What is lipohypertrophy or LH?
“ Lipohypertrophy is a medical term that refers to a lump under the skin caused by accumulation of extra fat at the site of many subcutaneous injections of insulin. It may be unsightly, mildly painful, and may change the timing or completeness of insulin action.” https://en.wikipedia.org/wiki/Lipohypertrophy
What causes Lipohypertrophy?
“Repeated insulin injections in the same location can cause fat and scar tissue to accumulate.” Also caused by reusing the same needle more than once. The more you reuse your needles, the higher your chance of developing this condition. One study found that 46 percent of people who developed lipohypertrophy reused needles." From Healthline.com.
How does LH affects your insulin absorption?
“Areas of lipohypertrophy can cause delays in absorption of medication administered to the affected area, like insulin, which can result in difficulties controlling blood sugar.” From Healthline.com.
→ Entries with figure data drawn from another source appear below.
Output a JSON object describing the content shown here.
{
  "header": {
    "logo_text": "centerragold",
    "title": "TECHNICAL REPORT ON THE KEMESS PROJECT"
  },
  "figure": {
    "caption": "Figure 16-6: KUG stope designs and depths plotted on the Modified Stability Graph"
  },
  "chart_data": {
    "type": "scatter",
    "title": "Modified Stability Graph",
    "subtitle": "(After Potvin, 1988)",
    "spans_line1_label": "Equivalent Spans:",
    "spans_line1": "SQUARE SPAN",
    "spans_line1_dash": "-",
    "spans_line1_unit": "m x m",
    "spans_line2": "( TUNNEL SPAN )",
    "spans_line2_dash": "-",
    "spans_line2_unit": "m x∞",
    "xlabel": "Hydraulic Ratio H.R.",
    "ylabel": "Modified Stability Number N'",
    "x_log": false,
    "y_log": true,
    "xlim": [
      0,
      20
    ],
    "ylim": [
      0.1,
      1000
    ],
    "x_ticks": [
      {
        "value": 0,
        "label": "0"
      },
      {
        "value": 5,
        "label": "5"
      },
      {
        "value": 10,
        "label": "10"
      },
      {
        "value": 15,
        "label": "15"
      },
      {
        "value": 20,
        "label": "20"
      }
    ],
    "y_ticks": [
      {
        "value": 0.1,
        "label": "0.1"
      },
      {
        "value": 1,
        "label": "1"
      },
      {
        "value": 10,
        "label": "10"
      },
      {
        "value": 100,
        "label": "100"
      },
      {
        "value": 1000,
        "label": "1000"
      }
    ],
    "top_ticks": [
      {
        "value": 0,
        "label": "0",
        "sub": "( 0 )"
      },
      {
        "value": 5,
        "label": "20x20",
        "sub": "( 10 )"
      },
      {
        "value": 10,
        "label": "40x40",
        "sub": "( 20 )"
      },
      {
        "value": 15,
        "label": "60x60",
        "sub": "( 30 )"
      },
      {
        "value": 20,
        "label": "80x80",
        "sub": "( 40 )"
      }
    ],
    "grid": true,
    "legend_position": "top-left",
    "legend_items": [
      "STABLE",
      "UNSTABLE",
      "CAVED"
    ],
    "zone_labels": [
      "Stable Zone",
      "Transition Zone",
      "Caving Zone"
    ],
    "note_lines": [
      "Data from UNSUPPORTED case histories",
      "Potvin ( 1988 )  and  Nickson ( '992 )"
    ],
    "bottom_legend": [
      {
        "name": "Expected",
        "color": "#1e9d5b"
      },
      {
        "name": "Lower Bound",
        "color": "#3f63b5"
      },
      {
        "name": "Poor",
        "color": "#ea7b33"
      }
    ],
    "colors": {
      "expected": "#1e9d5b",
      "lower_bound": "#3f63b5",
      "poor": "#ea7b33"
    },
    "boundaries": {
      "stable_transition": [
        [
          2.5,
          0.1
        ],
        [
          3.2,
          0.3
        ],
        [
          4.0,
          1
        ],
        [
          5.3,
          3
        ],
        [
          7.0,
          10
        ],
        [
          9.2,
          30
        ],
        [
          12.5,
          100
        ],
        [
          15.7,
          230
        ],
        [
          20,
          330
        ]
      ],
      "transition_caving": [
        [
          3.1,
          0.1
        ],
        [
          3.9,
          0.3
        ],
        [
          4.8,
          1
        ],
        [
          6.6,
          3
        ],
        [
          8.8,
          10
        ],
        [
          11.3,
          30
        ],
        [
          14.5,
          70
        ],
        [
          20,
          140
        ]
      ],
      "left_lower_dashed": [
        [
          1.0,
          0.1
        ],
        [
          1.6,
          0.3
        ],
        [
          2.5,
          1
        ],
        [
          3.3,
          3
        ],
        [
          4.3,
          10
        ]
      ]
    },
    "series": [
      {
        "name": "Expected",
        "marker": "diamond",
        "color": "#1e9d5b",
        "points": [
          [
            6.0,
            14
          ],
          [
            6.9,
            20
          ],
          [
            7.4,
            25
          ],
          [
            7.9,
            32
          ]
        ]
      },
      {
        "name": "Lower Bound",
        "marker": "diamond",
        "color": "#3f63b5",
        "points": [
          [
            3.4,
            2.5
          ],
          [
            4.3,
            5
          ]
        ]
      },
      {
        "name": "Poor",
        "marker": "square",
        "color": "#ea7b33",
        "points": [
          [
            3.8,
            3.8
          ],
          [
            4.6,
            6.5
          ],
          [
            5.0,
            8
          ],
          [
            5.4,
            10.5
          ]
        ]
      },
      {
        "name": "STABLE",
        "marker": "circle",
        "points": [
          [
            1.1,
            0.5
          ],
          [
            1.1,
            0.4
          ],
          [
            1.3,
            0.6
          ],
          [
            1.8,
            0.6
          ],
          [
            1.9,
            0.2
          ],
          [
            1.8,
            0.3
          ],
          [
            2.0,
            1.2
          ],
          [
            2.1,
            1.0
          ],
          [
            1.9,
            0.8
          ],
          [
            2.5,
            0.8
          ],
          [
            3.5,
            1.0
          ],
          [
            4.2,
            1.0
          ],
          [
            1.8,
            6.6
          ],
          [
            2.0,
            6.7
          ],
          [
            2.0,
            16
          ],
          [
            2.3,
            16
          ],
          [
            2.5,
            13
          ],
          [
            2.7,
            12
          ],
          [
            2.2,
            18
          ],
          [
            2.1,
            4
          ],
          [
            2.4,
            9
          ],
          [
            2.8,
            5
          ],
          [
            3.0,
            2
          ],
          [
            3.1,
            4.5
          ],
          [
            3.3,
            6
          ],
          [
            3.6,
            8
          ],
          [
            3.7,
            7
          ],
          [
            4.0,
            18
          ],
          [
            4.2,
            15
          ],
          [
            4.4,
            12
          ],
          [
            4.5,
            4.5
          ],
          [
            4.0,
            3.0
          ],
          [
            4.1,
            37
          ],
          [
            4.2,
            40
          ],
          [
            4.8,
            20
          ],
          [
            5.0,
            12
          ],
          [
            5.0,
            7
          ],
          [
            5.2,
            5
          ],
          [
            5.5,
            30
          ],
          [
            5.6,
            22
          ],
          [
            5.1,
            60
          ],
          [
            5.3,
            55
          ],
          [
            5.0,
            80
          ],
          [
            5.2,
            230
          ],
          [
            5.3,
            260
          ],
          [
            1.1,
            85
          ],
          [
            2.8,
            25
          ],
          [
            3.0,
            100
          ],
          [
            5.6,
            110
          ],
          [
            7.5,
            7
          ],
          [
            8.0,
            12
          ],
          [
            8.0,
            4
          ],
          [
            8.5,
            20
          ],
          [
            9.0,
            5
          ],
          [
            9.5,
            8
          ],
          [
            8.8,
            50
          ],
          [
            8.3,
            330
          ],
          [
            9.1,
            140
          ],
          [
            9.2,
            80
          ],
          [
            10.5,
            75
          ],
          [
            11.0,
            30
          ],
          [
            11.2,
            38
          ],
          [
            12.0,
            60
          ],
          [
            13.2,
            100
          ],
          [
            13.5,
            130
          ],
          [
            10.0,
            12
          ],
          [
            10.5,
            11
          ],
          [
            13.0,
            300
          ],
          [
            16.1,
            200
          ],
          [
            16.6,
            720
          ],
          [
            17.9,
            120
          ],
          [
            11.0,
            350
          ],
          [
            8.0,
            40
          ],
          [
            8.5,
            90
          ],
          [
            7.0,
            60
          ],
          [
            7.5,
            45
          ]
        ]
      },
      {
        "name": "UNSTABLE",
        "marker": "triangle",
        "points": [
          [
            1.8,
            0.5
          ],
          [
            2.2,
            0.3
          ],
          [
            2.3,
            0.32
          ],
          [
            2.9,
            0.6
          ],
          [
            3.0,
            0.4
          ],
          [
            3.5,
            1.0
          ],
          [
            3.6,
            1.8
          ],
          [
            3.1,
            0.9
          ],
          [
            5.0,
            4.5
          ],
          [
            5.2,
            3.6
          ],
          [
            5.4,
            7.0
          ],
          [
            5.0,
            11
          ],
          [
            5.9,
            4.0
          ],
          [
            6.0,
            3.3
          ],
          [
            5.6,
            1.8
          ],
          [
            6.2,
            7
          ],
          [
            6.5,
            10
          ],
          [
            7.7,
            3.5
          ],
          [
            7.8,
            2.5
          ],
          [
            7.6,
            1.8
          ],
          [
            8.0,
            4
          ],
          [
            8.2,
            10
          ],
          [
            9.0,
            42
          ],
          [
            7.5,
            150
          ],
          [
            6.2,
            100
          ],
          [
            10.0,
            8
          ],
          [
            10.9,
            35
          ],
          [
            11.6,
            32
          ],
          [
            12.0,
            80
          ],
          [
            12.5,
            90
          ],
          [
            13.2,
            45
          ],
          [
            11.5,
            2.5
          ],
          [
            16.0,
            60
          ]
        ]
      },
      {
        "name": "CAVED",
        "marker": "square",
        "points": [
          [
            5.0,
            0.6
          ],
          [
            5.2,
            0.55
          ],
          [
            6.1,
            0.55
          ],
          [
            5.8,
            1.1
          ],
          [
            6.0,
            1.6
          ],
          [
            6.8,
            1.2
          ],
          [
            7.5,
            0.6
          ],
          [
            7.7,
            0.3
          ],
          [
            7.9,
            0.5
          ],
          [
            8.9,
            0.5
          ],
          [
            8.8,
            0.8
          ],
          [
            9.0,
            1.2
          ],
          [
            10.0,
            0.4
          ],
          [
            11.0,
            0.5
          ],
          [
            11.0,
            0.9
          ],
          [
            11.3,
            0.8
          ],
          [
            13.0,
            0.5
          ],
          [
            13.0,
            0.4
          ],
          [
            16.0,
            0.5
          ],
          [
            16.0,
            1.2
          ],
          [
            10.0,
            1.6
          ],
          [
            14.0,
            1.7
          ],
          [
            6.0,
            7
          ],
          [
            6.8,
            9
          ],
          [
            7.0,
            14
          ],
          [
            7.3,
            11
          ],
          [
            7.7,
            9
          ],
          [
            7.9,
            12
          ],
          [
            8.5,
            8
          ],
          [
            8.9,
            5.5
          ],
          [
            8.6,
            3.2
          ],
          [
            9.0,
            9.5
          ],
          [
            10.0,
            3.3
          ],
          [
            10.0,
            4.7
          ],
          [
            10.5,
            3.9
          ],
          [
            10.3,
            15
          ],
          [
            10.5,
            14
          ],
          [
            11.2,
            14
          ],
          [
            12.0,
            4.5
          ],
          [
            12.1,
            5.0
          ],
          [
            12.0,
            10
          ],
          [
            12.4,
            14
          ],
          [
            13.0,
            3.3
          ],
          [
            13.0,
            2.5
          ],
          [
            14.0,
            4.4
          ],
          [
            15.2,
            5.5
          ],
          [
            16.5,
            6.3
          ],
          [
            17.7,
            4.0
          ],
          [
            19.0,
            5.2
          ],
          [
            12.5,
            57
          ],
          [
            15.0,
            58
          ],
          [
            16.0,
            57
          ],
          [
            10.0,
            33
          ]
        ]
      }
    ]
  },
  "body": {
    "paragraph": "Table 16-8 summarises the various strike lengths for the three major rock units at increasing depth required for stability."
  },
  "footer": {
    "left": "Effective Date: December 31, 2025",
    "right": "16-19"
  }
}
What is the Correct Injection Technique and why?
DiaTribe.org condensed the Mayo Clinic’s “Six Sets of Golden Rules to Assist With Implementation of the New Recommendations” into an easy to read page.
These Golden Rules include:
- Consider your needle length (4mm for pens, 6mm for syringes).
- Rotate injection sites
- Do not reuse needles.
- Don’t reuse needles.
- Prime your Pen before injecting.
- "Dial two units on your pen and then press the button to shoot some insulin into the air to make sure it works. This is called an “air shot” or “priming” the pen. If you do not see at least two drops of insulin after repeated priming, do not use the pen. This indicates there may be a problem. The cartridge could be empty or the pen may not be assembled correctly." From BD’s Using Insulin Pens and Pen Needle Guide.
DISCLAIMER - BD paid for my travel expenses and accommodation to enable me to attend this workshop and patient engagement event.
The aim of the workshop was to introduce the newly established Irish based research and development team to the world of living with diabetes, specifically type 1 diabetes. What are the challenges that we face every day, what living with diabetes is really like, etc.
In the grand scheme of my diabetes management preventing LH is not high on my priority list because beyond being aware that it exists and rotating my injection sites there doesn’t seem to be anything else I can do to prevent it.